Oruç, kulun, Rabbine karşı samimiyetinin bir göstergesidir. İhlas ile tutulan orucun mükâfatı ise Yüce Rabbimizin sonsuz lütfu ve bereketidir. Bir kudsi hadiste “Âdemoğlunun yaptığı iyilikler on katından yediz yüz katına kadar katlanarak karşılık bulur, oruç hariç. Çünkü o benim içindir ve onun mükâfatını ben veririm.

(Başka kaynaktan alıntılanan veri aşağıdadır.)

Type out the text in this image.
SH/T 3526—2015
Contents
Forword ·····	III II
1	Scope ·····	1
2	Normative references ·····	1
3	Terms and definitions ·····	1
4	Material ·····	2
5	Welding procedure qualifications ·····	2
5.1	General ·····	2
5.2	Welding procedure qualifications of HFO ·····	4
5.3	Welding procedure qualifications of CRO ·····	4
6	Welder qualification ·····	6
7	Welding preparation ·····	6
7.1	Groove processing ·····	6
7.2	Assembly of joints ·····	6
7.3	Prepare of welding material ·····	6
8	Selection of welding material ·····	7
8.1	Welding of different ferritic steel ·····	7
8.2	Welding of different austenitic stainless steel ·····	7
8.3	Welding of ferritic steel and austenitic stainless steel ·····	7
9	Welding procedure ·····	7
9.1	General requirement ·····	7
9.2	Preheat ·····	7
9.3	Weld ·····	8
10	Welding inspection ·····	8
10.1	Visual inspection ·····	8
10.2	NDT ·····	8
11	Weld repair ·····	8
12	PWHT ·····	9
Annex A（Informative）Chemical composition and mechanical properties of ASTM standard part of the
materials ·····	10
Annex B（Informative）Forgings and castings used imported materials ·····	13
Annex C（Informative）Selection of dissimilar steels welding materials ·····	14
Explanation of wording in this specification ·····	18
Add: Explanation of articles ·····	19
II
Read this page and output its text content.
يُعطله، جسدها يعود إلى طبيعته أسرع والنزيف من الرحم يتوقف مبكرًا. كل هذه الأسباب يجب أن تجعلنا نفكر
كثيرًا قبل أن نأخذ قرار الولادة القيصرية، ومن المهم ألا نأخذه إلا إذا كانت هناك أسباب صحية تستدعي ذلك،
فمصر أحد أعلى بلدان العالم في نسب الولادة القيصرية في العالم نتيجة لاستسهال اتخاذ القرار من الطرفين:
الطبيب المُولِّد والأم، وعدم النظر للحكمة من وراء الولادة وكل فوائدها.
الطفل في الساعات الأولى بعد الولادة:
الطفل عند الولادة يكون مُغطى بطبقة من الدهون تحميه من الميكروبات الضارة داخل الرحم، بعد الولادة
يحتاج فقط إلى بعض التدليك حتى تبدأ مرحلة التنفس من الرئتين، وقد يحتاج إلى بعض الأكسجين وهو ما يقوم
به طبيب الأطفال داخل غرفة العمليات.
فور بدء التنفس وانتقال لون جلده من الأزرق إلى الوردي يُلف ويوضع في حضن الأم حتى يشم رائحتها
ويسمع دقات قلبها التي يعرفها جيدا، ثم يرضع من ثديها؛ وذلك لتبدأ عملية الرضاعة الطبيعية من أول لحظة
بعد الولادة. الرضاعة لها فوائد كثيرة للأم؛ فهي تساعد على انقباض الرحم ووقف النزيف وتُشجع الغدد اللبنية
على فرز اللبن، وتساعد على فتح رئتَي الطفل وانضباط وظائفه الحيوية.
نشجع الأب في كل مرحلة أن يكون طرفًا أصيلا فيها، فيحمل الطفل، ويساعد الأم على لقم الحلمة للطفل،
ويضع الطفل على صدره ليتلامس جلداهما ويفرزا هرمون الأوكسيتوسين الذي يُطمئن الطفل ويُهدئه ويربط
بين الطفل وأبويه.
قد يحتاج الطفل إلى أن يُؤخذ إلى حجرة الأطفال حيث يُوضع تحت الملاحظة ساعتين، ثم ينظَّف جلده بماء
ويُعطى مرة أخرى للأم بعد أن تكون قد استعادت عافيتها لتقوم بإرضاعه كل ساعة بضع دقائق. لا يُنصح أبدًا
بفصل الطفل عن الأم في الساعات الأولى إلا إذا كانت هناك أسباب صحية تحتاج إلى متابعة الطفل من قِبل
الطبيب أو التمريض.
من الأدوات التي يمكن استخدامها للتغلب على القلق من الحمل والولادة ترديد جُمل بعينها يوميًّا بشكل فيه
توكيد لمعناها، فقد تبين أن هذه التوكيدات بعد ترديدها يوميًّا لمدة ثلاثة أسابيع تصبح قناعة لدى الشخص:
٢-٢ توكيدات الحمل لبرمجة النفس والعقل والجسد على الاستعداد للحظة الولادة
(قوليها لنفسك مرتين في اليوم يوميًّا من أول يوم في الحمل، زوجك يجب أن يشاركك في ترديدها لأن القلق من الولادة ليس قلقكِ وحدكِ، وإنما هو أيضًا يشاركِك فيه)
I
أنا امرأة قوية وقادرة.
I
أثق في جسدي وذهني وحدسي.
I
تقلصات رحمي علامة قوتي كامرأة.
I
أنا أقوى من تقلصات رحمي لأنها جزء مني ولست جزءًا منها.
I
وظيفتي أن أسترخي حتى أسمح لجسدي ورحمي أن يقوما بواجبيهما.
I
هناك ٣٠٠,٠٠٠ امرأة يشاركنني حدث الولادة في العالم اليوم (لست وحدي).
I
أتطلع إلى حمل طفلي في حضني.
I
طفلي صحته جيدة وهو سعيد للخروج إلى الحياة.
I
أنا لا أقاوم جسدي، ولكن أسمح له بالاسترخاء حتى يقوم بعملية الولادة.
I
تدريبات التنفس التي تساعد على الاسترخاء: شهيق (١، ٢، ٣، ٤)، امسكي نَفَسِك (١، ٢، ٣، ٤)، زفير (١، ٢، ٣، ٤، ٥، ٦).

Çünkü (kul) benim için şehevî arzusunu ve yemesini terk etmiştir.” (Müslim, Sıyâm, 164.) buyurularak halis niyet ile tutulan orucun önemine dikkat çekilmiştir.
Oruç; dayanışmayı ve yardımlaşmayı öğreten, “ben” değil “biz” bilincini yerleştiren; kardeşlik, diğerkâmlık, ümmet olma duygularını pekiştiren bir ibadettir. Oruç, zenginin, fakir olanı bir nebze olsun anlaması ve Efendimizin (s.a.s.) “komşusu aç iken kendisi tok olmak (mümine) yakışmaz” buyruğuyla inşa ettiği yardımlaşma medeniyetini idrak etmesidir.
Oruç sabrın en önemli mihenklerindendir. Oruçlu kimse, yeri gelir önündeki yiyecek ve içecekten uzak durur, yeri gelir kendisine yapılan olumsuz davranışlara kemal-i edeb ile karşılık verir. Çünkü oruçlu, sadece midesine değil her azasına bir anlamda oruç tutturmuş olur. Hatta kendisine rahatsızlık verenlere karşı “ben oruçluyum” diyerek mukabelede bulunur. Oruçlu bilir ki “Oruç, sabrın yarısıdır.” (İbn Mâce, Sıyâm, 44.)
Oruç, kalkandır. (Buharî Savm, 2.) Dünyevi arzulara, nefsani yönelişlere karşı güçlü bir bağışıklık sistemidir. İnsanın, nefsine gem vurması; kendisini Allah’tan uzaklaştıracak arzularından, hırslarından uzak durması demektir. Dolayısıyla oruç, tepeden tırnağa bütün vücudun, Yüce Allah’ın emir ve yasaklarına uymasının adıdır. Aksi takdirde yapılan ibadetin, açlıktan başka kişiye hiçbir tesiri olmayacaktır. Nitekim Hz. Peygamber (s.a.s.), “Nice oruçlular vardır ki, onların orucu sadece açlıktır.” (İbn Mâce, Savm, 21.); “Her kim yalanı ve yalanla amel etmeyi bırakmazsa Yüce Allah’ın, onun yeme-içmeyi bırakmasına ihtiyacı yoktur.” (Buhârî, Savm, 8.) buyurarak bu hakikate dikkat çekmektedir.